Andy Warhol: Works from the Hall Collection
4 February – 15 May 2016
Lesser-known works by the Prince of Pop are shown for the first time in public, on loan from a private collection.
According to anecdotal accounts of Warhol's early years as an artist, he originally struggled to find his niche. Asking around among friends about what he should he paint, he was given many different answers – from cows to car crashes to self-portraits – but it wasn't until the gallerist Muriel Latow, suggested to him that he should focus on 'things you love the most' that he found his inspiration.
Money, celebrities and Campbell's soup – which he ate for lunch every day for 20 years – as well as other items drawn from popular culture became the unusual centrepieces of his work, these prints now so iconic they remain etched in cultural consciousness.

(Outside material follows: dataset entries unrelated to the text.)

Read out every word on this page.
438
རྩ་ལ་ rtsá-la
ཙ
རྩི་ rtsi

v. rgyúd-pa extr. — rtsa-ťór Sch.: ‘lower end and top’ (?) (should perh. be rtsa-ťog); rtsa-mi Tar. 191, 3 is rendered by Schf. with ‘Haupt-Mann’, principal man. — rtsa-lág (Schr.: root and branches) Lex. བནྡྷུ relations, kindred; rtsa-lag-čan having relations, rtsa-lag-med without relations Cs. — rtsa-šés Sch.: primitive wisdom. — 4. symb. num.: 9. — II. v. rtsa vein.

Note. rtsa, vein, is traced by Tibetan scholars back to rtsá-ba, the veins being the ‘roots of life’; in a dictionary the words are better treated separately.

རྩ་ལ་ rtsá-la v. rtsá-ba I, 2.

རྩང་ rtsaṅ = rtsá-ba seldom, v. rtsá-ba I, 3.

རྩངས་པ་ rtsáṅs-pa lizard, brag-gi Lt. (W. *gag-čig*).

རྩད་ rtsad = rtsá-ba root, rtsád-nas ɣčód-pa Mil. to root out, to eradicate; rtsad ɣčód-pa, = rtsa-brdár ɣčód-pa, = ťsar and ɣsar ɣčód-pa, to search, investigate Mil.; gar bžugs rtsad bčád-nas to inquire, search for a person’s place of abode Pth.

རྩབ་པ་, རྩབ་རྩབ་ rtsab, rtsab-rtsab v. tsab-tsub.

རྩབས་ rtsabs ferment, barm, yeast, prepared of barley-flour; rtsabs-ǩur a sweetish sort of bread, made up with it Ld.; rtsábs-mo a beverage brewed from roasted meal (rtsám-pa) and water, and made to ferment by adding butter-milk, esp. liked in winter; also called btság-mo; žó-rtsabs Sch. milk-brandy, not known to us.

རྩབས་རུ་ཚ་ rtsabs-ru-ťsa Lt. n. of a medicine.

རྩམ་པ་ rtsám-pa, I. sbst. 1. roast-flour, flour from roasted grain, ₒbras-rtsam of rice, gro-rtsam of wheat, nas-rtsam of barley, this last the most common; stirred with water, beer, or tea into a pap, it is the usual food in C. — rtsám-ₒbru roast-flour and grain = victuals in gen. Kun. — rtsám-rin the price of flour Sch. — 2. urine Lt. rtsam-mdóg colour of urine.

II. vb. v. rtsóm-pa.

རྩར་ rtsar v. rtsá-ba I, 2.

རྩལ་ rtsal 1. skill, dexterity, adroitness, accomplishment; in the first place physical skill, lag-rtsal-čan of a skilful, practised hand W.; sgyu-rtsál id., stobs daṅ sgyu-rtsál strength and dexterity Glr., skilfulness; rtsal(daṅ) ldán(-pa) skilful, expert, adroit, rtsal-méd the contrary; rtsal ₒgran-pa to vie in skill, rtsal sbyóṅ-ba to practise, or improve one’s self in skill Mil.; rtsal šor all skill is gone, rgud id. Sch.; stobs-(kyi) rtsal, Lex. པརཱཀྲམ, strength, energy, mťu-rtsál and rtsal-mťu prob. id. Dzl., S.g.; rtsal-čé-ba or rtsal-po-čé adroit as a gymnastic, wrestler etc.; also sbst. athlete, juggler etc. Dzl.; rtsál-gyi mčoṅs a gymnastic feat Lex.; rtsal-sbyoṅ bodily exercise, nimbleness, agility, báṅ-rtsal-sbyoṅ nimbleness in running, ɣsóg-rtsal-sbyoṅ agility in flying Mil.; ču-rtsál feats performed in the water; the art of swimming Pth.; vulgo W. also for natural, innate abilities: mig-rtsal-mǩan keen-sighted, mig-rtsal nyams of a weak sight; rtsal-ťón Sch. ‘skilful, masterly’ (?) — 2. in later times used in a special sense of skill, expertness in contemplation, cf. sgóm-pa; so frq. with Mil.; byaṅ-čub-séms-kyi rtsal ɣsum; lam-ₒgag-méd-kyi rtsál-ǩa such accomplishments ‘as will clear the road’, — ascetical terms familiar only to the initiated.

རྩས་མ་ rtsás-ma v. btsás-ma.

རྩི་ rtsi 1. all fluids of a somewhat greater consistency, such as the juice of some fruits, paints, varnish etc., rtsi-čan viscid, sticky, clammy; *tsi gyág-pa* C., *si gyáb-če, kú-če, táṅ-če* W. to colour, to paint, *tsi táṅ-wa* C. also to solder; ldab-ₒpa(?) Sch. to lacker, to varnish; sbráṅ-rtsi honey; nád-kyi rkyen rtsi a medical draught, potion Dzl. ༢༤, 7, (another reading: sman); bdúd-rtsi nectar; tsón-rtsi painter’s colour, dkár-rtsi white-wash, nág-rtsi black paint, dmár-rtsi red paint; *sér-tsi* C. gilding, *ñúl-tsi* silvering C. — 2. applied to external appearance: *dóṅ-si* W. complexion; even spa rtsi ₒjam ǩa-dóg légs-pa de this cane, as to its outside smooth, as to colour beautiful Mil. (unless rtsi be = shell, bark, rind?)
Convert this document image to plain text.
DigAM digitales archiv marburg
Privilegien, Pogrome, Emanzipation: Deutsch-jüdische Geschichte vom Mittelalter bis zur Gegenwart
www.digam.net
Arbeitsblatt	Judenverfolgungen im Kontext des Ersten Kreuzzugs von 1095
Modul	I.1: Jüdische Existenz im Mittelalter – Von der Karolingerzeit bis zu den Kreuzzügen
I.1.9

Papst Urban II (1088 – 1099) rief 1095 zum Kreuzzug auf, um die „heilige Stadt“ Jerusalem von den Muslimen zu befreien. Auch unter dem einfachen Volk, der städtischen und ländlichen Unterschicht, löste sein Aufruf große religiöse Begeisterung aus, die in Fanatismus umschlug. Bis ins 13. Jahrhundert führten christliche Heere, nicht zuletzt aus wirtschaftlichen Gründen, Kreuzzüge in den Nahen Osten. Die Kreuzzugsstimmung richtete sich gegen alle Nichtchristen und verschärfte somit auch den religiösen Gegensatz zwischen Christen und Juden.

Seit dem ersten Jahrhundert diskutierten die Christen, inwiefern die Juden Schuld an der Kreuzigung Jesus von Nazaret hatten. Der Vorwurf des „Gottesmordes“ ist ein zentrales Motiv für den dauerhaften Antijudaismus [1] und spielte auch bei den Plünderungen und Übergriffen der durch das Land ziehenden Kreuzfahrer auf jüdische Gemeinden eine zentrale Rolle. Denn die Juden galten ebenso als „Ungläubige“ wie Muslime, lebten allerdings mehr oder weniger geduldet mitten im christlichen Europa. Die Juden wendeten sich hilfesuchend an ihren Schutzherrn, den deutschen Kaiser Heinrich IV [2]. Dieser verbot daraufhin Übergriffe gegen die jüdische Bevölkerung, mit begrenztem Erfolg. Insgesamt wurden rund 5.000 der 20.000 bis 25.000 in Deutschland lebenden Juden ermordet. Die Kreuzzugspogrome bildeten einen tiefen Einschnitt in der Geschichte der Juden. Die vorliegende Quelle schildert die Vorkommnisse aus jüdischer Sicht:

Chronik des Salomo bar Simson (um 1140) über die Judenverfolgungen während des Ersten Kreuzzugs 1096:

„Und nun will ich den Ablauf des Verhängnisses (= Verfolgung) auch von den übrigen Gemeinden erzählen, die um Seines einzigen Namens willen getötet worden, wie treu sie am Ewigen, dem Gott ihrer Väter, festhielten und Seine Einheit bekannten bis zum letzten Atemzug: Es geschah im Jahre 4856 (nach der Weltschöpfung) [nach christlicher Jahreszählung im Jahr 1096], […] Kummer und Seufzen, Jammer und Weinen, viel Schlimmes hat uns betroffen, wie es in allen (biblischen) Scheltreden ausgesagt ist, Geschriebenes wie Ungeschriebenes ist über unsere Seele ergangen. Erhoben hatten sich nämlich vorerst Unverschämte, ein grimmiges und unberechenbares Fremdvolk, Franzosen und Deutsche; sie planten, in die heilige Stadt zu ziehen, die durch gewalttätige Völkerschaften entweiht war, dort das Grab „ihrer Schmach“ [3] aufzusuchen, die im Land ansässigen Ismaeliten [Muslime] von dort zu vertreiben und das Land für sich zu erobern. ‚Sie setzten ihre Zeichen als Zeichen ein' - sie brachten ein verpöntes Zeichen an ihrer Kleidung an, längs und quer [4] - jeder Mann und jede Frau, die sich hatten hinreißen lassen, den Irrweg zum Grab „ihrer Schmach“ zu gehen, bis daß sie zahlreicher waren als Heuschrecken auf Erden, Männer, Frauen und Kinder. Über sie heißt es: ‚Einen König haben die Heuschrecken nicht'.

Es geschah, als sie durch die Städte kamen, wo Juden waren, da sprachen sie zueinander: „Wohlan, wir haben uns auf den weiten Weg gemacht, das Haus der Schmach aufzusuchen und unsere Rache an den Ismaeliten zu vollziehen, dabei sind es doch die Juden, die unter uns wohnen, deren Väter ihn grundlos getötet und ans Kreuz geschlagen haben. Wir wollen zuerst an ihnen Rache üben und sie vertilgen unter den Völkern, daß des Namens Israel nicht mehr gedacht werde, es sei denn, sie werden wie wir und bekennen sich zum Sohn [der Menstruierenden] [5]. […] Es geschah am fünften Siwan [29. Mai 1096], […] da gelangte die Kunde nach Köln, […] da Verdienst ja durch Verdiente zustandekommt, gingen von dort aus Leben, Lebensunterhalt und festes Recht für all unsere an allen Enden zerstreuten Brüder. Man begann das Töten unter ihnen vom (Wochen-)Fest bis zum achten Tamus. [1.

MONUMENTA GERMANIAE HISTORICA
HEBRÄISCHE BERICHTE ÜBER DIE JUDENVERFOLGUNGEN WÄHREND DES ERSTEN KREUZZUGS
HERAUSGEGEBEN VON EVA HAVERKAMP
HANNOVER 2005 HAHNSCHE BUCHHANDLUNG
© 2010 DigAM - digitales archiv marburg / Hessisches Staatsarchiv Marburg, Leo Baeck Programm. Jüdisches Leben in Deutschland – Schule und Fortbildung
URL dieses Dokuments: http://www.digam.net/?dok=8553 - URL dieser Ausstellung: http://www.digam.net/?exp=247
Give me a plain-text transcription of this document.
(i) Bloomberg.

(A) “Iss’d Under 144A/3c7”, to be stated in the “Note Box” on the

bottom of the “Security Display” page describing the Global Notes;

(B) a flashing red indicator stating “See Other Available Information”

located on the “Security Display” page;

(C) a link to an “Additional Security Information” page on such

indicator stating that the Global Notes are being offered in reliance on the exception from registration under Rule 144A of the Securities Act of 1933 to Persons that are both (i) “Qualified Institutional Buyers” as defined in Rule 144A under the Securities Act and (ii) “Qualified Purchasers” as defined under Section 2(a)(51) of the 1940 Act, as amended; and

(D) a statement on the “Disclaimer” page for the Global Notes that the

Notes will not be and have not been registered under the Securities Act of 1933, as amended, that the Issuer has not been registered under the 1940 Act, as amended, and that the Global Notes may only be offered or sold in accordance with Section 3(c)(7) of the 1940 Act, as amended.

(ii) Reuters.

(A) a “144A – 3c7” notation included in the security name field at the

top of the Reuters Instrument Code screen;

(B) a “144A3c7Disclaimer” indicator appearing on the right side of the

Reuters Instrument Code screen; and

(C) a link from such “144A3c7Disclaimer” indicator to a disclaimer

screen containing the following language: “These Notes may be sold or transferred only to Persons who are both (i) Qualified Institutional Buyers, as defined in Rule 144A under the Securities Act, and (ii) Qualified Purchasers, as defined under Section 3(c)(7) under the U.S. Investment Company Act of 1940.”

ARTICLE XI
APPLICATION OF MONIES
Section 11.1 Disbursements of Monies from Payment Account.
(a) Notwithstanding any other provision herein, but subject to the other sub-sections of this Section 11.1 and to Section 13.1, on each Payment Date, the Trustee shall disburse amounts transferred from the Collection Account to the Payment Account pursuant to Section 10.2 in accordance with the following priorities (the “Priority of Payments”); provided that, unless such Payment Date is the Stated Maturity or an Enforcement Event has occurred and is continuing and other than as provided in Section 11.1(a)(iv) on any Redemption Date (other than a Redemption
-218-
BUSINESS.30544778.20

Excitingly, this exhibition includes some the artist's rarely-seen works, on public display for the first time. His Pop incarnations of flowers, pencils, hamburgers and Brillo pad boxes, are joined by portraits of Roy Lichtenstein, James Rosenquist, Paul Anka, Ingrid Bergman, Jane Fonda, as well as examples of his work in film and his oxidation paintings.
Also represented are the experimental pieces he produced in the final decade of his life, such as Map of Eastern USSR Missile Bases and Detail of Last supper, which stray into political and religious territory.
A series of screen prints of Joseph Beuys reproduce a polaroid picture that Warhol took of the German artist when they came face-to-face for the first time in 1979. Although often positioned as opponents and rivals, this meeting is said to have marked the beginning of a friendship between the two men, based on mutual respect and admiration of one another's work.